Image2Text is available in an open file on GitHub that contains the instructions to run it, although for now its use still requires a programmer-type person familiar with Amazon Web Services. The team said that in a next stage, they will seek to transform this prototype into a product with a user-friendly interface that would not require extensive programming knowledge.

"What we created now is an API that requires a programmer to install it for whoever wants to use it. On the other hand, once we convert this API into a usable interface, it will be more accessible, without the need for this technical assistance," Pinto said.

Making artificial intelligence more diverse and inclusive

Image2Text's ultimate goal is to become a product that uses artificial intelligence to identify images produced in newsrooms, process images, videos and infographics, and help categorize, classify and archive them more efficiently.

But another mission that the creative team set out to do from the beginning was to help create a more diverse, inclusive artificial intelligence ecosystem without the racial, cultural and language biases it has to date. And in that mission, local media could play a key role.

"The way to reduce bias is to have many people, in many places and in many cultures, participating in the production of these technologies," Pinto said. "Our hypothesis is that the more nodes there are, and the more distributed and representative in different cultures and different communities they are, ultimately the result, the training that the models are going to receive is going to be more inclusive than if there are fewer, more homogeneous, more centralized nodes."

Upon completion of the JournalismAI Fellowship, the Image2Text team won a grant from storage and distribution technology platform Swarm to continue the work and eventually develop a product whose artificial intelligence model can be trained by multiple newsrooms.

But in addition to contributing to diversity and inclusion in artificial intelligence, Image2Text has the advantage of facilitating not only image searches in newsrooms, but also archival work, especially in large media outlets with historical archives that have information stored from several decades.

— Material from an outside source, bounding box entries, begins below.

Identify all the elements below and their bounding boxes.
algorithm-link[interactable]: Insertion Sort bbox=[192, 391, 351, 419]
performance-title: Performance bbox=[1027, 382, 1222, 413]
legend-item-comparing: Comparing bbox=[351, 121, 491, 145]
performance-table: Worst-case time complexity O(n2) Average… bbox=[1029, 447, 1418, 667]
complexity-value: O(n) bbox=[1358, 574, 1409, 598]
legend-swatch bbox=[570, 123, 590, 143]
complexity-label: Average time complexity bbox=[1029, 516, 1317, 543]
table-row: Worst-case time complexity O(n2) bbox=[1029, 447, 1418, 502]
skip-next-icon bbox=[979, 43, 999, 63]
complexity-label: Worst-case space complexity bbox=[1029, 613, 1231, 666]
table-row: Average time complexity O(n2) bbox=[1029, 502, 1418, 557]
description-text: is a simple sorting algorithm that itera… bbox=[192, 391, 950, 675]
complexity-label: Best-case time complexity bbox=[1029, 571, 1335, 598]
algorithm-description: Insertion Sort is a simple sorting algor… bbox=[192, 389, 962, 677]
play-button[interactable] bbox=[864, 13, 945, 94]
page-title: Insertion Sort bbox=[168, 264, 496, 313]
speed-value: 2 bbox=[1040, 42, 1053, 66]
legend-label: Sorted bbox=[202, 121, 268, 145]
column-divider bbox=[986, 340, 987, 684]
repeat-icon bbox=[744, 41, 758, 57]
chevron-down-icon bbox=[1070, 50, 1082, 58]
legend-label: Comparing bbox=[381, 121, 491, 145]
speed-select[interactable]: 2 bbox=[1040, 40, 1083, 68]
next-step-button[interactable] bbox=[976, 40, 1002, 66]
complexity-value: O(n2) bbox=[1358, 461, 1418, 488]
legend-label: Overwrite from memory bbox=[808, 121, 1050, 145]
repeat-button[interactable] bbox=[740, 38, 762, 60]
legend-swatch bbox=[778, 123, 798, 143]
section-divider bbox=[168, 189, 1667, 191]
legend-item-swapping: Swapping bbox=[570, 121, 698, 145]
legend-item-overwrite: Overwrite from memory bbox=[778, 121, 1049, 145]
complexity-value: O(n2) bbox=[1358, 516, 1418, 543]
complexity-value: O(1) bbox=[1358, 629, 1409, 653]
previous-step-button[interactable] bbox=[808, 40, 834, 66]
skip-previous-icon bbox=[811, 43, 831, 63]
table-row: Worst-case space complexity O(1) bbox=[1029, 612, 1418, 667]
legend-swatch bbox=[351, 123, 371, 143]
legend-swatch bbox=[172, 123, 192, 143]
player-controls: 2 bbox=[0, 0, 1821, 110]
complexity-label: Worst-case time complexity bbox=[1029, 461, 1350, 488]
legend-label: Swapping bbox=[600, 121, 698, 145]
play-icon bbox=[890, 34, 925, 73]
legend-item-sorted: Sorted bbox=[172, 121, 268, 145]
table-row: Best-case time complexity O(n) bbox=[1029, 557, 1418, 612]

And for smaller news outlets that do not have an archivist or Media Asset Manager, Image2Text helps to prevent the material produced by the journalistic team from ending up in a personal archive or in Google Drive and therefore not being easily reused in the future.

"[With Image2Text,] what you're promising is that you're democratizing the archive much more for the whole rest of the newsroom and that you can be very timely in your searches," Russo said. "There's a technological solution that allows you to do the search that used to take three hours and now it takes 10 minutes. The archivist can then devote much more of their archival wisdom to looking for things that are much more in-depth than day-to-day searches."

Screenshot of the computer vision project Vision Latina, developed by Argentinian media company Grupo Octubre.

Visión Latina, a project developed as part of the Google News Initiative's Innovation Challenge 2021, uses artificial intelligence trained specifically for Latin American media. (Photo: Screenshot of VisionLatina.media)



In the case of Visión Latina, the project has become a new source of monetization for Grupo Octubre. The platform offers the region's media the possibility of uploading their videos so that the system can process them, identify the personalities that appear and generate the transcription of the audio and description based on automatically generated tags.

The network also offers the possibility of acquiring material from its archive already processed by Visión Latina's technology and with the metadata of personalities appearing in it.

"What we want to do is to make that footage more available to the outside world to generate other income for the network. Today that work is very hard work," said Russo. "If you go to Visión Latina, you look there for any politician between 2018 and 2022, you’ll find him or her. The more we make the channel's filming available, the more sales there are going to be and the more money the network is going to earn."